The latest renovation to the San Quentin chapel known as Our Lady of the Rosary Catholic Church was made to the century-old floor.
The renovation was made possible by Salvatore Caruso’s donation of thousands of vinyl wood-like planks; the planks were installed by the San Quentin vocational maintenance program.
“The Children of Abraham Peace Project,” Caruso said, “…was our way to give thanks and gratitude to the God of Abraham for the peaceful fraternity amongst the Christian, Jewish and Muslim people of San Quentin.”
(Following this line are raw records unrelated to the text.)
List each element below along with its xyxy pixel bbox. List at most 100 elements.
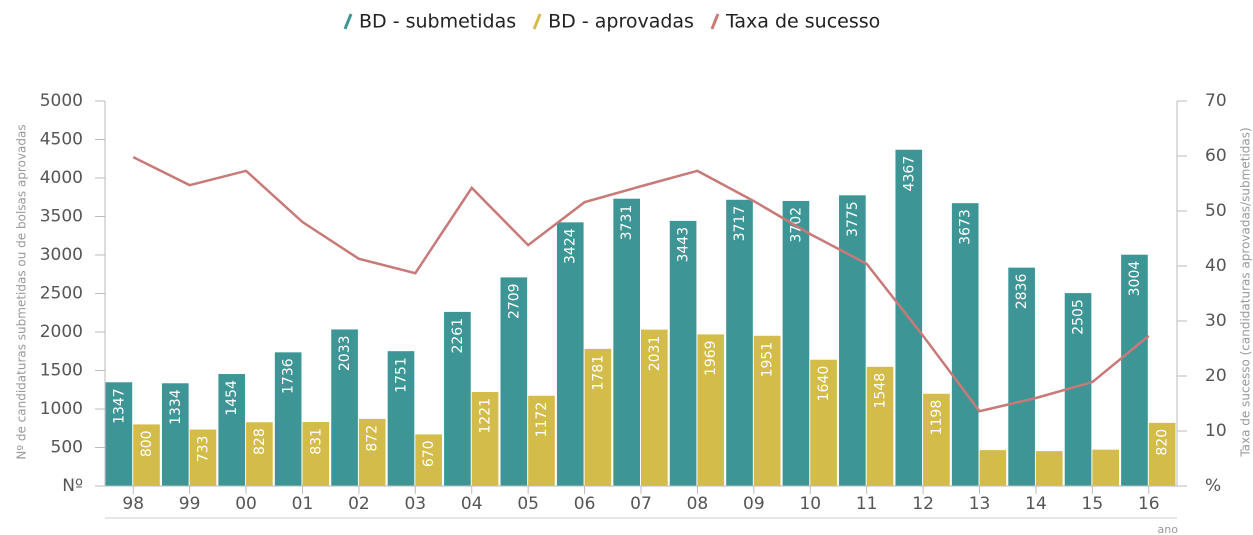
- x-tick-label: 03: [404, 494, 426, 514]
- bar: [1092, 449, 1120, 486]
- y-tick-label: Nº: [62, 476, 83, 496]
- rate-line: [132, 155, 1150, 413]
- x-tick-label: 99: [179, 494, 201, 514]
- data-label: 1454: [224, 380, 240, 416]
- bar: [246, 422, 273, 486]
- y-tick-label: 500: [51, 438, 83, 458]
- data-label: 2505: [1071, 299, 1087, 335]
- x-tick-label: 02: [348, 494, 370, 514]
- data-label: 733: [195, 436, 211, 463]
- bar: [528, 395, 555, 486]
- bar: [161, 383, 189, 486]
- y-tick-label: 3000: [40, 245, 83, 265]
- bar: [189, 429, 217, 486]
- bar: [274, 352, 302, 486]
- data-label: 3775: [845, 201, 861, 237]
- bar: [641, 329, 668, 486]
- data-label: 2261: [450, 318, 466, 354]
- bar: [753, 335, 781, 486]
- data-label: 1172: [534, 402, 550, 438]
- x-tick-label: 16: [1138, 494, 1160, 514]
- x-tick-label: 01: [292, 494, 314, 514]
- data-label: 828: [252, 428, 268, 455]
- bar: [782, 200, 810, 487]
- bar: [726, 199, 753, 486]
- y-axis-title: Nº de candidaturas submetidas ou de bols…: [15, 124, 29, 459]
- bar: [979, 450, 1007, 486]
- data-label: 3004: [1127, 261, 1143, 297]
- data-label: 3673: [958, 209, 974, 245]
- y2-tick-label: 70: [1205, 91, 1227, 111]
- y-tick-label: 2500: [40, 284, 83, 304]
- data-label: 831: [308, 428, 324, 455]
- y-tick-label: 3500: [40, 207, 83, 227]
- data-label: 1969: [703, 340, 719, 376]
- y-tick-label: 5000: [40, 91, 83, 111]
- data-label: 2033: [337, 335, 353, 371]
- data-label: 1347: [111, 388, 127, 424]
- y-tick-label: 2000: [40, 322, 83, 342]
- bar: [471, 391, 499, 486]
- y-tick-label: 1500: [40, 361, 83, 381]
- x-tick-label: 09: [743, 494, 765, 514]
- y-tick-label: 1000: [40, 399, 83, 419]
- bar: [415, 434, 442, 486]
- x-tick-label: 00: [235, 494, 257, 514]
- data-label: 472: [1098, 419, 1114, 446]
- bar: [444, 311, 471, 486]
- y2-tick-label: %: [1205, 476, 1221, 496]
- data-label: 466: [985, 419, 1001, 446]
- bar: [923, 393, 950, 486]
- data-label: 2836: [1014, 274, 1030, 310]
- data-label: 670: [421, 440, 437, 467]
- legend-label: BD - submetidas: [359, 11, 516, 33]
- data-label: 1548: [873, 373, 889, 409]
- data-label: 1736: [281, 358, 297, 394]
- bar: [1148, 422, 1176, 486]
- y2-tick-label: 40: [1205, 256, 1227, 276]
- x-tick-label: 06: [574, 494, 596, 514]
- bar: [839, 195, 866, 486]
- y2-axis-title: Taxa de sucesso (candidaturas aprovadas/…: [1239, 127, 1253, 457]
- bar: [697, 334, 725, 486]
- bar: [1035, 451, 1063, 486]
- x-tick-label: 05: [517, 494, 539, 514]
- data-label: 4367: [901, 156, 917, 192]
- bar: [302, 422, 330, 486]
- bar: [669, 220, 697, 486]
- legend-label: BD - aprovadas: [548, 11, 694, 33]
- data-label: 453: [1042, 420, 1058, 447]
- x-tick-label: 11: [856, 494, 878, 514]
- y2-tick-label: 50: [1205, 201, 1227, 221]
- legend-swatch: [343, 13, 353, 30]
- bar: [1008, 267, 1035, 486]
- data-label: 3731: [619, 205, 635, 241]
- bar: [331, 329, 358, 486]
- y2-tick-label: 10: [1205, 421, 1227, 441]
- x-tick-label: 04: [461, 494, 483, 514]
- legend-swatch: [710, 13, 720, 30]
- y-tick-label: 4500: [40, 130, 83, 150]
- legend: BD - submetidas BD - aprovadas Taxa de suc…: [343, 11, 880, 33]
- bar: [500, 277, 528, 486]
- data-label: 2709: [506, 283, 522, 319]
- y-tick-label: 4000: [40, 168, 83, 188]
- data-label: 2031: [647, 336, 663, 372]
- data-label: 872: [365, 425, 381, 452]
- data-label: 1640: [816, 366, 832, 402]
- data-label: 1951: [760, 342, 776, 378]
- bar: [951, 203, 979, 486]
- x-tick-label: 15: [1082, 494, 1104, 514]
- y2-tick-label: 20: [1205, 366, 1227, 386]
- data-label: 3443: [676, 227, 692, 263]
- x-tick-label: 07: [630, 494, 652, 514]
- bar: [1121, 254, 1148, 486]
- bar: [218, 374, 246, 486]
- legend-label: Taxa de sucesso: [725, 11, 880, 33]
- data-label: 1781: [590, 355, 606, 391]
- bar: [358, 418, 386, 486]
- data-label: 820: [1155, 429, 1171, 456]
- bar: [133, 424, 160, 486]
- x-axis-title: ano: [1158, 523, 1179, 535]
The inmate installation crew, which was assembled by Dante Callegari, consisted of the following: leadsmen Bruce M. Fowler and Scott Mckinstry; assistants Marco Villa, Tare Beltranchuc, Joe Hancock, and Nicola Bucci; and students Brandon Rogers, Jesus Perez, Serio P. Carrillo and Eusebio Gonzalez.
Carl Canses supervised the crew that provided 462 man-hours to lay about 5,000 square feet of the chapel.
“Working on the chapel floor gives me experience I need,” said Bucci, holding on to one of the arm’s-length planks.
For several decades, the chapel floor has been the site for countless inmates and volunteers to gather for learning and celebrating the Christian faith as well as other programs.
The chapel accommodates various programs and events, such as Restorative Justice Roundtables, which meet weekly to explore restorative practices, and Patten University’s annual open-mic sessions for students to share their artistic expressions.
Moreover, the old chapel floor has served musicians such as Bread & Roses’ Kurt Huget and Tony Saunders, Linda Rice and Giorgi Khokhobashvili, who performed messages of peace and love to the incarcerated population.
Previous upgrades include the installation of remote-control blinds that cover the statue of Mary and Jesus during nonreligious events, as well as three flat-screen televisions, of which two hang high in the front corners and one in the back.
The next upgrade occurred in 2017 with the addition of a carved-wood mural that stretches atop the chapel entrance, depicting the victory of good over evil.
The new floor’s lifespan will be about 50 years. In turn, the chapel will continue to host events and programs, making San Quentin the hub of rehabilitation, unlike any other prison within California.
The once lifeless and grayish tile floor of the chapel is now a vibrant “wood” red.